If there is any possibility worse than a large-scale nuclear arms exchange, it might be a large-scale nuclear arms exchange launched because of a simple misunderstanding. We may have been close to that scenario in 1967, but you can thank some meteorologists for the fact that it didn’t happen.
In late May 1967, an active spot on the sun threw a remarkable storm our way, which lasted for several days. The spot released charged particles and severe bursts of radiation in the radio portion of the electromagnetic spectrum (among other things), disrupting Earth’s ionosphere and magnetic field. All of this resulted in disruptions to radio communications and radar systems for a few days, as well as the Northern Lights being seen as far south as New Mexico.
Crucially, the early disturbances included NORAD’s newly built Ballistic Missile Early Warning System. The three high-latitude radar stations (in Alaska, Greenland, and the UK) went virtually dark on the afternoon of May 23. As the sun sank lower in the sky, these radar systems focused precisely on the source of the radio emissions. just as they arrived. To US military leaders, it was very much like jamming: Russia blinding its eyes as it watches for incoming nuclear weapons. Did that mean missiles or planes were on their way?
With American bombers on constant alert, they could have been airborne in minutes and headed for Russia. Of course, the problems with the radar stations were just the beginning of the disruptions that followed, so those bombers might have lost their communications link after they took off. Orders to return to base may never have been received. In that scenario, standing orders meant they would advance to their target and drop their bombs.
Fortunately none of that happened – for reasons detailed in an unusual but riveting article published in the magazine Space weather. In the late 1950s, the authors explain, the United States Air Force sent a few officers from its Air Weather Service back to school to study solar activity and its effects on the Earth. By the end of 1965, the Air Weather Service had people in a few observatories monitoring solar activity.

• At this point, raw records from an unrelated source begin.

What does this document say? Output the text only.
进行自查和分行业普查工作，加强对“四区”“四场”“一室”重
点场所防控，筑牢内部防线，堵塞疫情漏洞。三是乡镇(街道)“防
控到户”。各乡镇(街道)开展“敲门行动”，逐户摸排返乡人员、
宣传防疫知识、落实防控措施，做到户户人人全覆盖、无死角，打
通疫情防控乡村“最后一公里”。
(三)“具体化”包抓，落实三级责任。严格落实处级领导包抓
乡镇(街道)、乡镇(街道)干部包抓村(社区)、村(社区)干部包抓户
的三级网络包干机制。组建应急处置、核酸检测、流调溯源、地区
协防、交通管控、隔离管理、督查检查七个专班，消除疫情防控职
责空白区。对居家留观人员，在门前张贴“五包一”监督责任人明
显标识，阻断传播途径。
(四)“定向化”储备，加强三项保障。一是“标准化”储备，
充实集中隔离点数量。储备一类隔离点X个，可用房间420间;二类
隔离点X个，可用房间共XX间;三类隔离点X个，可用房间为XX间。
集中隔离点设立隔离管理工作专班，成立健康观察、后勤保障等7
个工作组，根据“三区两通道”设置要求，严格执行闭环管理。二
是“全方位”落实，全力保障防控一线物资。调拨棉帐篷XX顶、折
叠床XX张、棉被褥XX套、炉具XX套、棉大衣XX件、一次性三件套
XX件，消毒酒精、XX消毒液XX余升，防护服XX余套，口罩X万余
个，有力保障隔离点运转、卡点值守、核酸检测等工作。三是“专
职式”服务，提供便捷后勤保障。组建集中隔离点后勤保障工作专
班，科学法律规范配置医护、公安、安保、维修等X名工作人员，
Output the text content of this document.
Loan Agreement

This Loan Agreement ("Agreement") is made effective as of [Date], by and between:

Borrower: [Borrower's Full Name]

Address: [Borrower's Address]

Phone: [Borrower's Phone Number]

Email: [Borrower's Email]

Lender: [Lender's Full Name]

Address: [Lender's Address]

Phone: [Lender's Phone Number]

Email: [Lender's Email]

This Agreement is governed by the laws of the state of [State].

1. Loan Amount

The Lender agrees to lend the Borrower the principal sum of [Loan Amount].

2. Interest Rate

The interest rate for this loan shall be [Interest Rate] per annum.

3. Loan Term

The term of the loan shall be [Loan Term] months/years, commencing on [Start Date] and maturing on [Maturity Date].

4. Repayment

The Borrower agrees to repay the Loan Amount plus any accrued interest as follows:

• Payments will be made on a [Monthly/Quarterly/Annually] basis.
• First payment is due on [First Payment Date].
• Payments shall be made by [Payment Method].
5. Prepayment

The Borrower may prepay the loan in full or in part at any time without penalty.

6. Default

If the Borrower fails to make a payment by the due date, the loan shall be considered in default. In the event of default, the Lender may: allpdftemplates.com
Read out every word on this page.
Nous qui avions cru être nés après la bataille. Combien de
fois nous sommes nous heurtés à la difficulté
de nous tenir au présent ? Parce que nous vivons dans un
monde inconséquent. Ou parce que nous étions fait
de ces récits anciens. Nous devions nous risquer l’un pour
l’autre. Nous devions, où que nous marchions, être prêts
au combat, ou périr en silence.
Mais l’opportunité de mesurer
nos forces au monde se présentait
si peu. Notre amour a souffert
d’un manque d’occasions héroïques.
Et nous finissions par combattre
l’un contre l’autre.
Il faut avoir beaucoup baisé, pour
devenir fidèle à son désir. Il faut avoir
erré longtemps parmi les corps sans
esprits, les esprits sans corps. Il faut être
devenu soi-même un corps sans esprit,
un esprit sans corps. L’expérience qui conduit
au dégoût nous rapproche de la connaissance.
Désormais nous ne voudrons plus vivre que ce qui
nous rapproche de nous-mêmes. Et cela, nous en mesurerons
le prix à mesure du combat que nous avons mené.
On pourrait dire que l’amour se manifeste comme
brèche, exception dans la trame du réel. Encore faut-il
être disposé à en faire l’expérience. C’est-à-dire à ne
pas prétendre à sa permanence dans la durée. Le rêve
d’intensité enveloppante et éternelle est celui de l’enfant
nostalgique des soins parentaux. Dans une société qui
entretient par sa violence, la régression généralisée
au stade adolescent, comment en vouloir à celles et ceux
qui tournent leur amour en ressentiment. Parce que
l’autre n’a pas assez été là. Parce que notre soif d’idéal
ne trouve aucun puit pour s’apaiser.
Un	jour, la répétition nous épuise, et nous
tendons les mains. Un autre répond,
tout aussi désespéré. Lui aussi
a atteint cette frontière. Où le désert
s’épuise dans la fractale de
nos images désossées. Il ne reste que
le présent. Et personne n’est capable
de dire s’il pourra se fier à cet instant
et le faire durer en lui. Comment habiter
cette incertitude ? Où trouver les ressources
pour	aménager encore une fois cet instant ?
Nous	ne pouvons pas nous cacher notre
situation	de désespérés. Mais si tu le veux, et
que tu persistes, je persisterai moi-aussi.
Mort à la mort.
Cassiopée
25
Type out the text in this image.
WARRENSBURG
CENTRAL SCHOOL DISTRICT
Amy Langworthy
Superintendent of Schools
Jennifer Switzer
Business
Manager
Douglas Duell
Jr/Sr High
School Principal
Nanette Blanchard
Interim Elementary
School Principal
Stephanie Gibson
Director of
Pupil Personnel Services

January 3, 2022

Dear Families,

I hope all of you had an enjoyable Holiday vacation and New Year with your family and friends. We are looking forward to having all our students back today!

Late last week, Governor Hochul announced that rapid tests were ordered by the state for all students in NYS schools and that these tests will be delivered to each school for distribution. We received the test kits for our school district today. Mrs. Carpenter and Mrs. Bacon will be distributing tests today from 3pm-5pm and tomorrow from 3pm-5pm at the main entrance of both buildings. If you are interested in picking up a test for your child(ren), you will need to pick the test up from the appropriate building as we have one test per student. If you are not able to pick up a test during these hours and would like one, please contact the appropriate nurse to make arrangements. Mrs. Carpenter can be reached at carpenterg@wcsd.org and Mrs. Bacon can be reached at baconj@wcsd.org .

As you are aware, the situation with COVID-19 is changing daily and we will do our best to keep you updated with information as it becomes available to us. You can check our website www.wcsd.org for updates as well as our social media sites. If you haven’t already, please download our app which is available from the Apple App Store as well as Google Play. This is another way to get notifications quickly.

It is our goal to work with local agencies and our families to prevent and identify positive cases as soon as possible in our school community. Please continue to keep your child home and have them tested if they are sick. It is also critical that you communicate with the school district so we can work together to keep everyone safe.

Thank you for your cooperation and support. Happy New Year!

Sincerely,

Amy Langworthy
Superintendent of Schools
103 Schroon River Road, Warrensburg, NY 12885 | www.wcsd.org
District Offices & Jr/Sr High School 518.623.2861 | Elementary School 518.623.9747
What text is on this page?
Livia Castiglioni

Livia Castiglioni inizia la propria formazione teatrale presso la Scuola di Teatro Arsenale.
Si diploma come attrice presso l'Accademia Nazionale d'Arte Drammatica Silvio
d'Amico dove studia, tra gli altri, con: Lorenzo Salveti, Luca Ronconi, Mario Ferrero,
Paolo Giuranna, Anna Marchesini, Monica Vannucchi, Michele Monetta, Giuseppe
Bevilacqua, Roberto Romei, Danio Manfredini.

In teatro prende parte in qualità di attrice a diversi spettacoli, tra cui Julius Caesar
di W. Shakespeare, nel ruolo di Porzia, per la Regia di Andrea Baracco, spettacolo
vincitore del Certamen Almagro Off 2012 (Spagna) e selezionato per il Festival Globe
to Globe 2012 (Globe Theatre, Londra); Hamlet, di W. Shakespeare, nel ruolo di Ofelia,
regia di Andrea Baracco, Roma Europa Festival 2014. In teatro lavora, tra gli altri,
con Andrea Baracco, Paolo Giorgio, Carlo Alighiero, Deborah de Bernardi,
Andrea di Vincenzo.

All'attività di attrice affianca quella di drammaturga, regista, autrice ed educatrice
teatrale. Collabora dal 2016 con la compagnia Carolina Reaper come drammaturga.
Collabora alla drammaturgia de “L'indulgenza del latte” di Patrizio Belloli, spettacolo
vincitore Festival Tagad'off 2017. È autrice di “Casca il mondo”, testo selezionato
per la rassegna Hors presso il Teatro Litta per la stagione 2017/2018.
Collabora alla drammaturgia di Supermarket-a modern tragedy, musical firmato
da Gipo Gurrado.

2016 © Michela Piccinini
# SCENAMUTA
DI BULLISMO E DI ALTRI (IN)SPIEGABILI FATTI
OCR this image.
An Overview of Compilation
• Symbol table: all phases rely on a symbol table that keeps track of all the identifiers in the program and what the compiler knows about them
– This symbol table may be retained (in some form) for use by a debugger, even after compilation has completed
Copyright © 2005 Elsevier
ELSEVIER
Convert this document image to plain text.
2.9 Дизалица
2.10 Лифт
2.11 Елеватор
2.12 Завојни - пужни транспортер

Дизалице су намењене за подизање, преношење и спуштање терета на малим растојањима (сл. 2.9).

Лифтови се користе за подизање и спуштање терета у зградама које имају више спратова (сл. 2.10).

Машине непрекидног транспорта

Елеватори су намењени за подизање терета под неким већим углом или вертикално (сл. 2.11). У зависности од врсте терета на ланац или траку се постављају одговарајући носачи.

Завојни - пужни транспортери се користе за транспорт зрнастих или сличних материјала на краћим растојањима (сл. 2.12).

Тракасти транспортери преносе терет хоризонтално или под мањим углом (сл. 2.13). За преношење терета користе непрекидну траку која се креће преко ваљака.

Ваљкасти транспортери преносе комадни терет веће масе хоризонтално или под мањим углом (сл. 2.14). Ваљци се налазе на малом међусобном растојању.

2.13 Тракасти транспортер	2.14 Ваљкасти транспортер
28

So when the Ballistic Missile Early Warning System “jammed up” not long after in 1967, the folks at the Air Weather Service knew the sun was setting. This was not yet a factor that many in the military knew they had to reckon with, but the officers managed to publicize it. The authors write: “[T]The online memorial tribute to Colonel CK Anderson, on the occasion of his passing in late 2015, clearly credits him and his NORAD solar forecasting staff (particularly Maj. Donald Sherry and Capt. Lee Snyder) for providing the information that ultimately calmed nerves and left the aircraft engines cool down as they return to the normal alert position.
This fear clearly showed the importance of timely solar updates and predictions of possible communication interference, and so the fledgling program was quickly strengthened and incorporated into the daily flow of information. More instruments were added for monitoring, along with new forecasting models and a larger staff using Department of Defense weather satellites to conduct research. Solar activity would not be mistaken for Russian aggression again.
“In terms of long-term social effects,” the paper’s authors write, “we all need to think about how the outcomes of the May 23, 1967 solar radio storms might have been different without trained and astute [Air Weather Service] solar energy observers/forecasters who provided crucial information reaching decision makers at the highest levels of government.”
Space weather2016. DOI: 10.1002/2016SW001423 (About DOIs).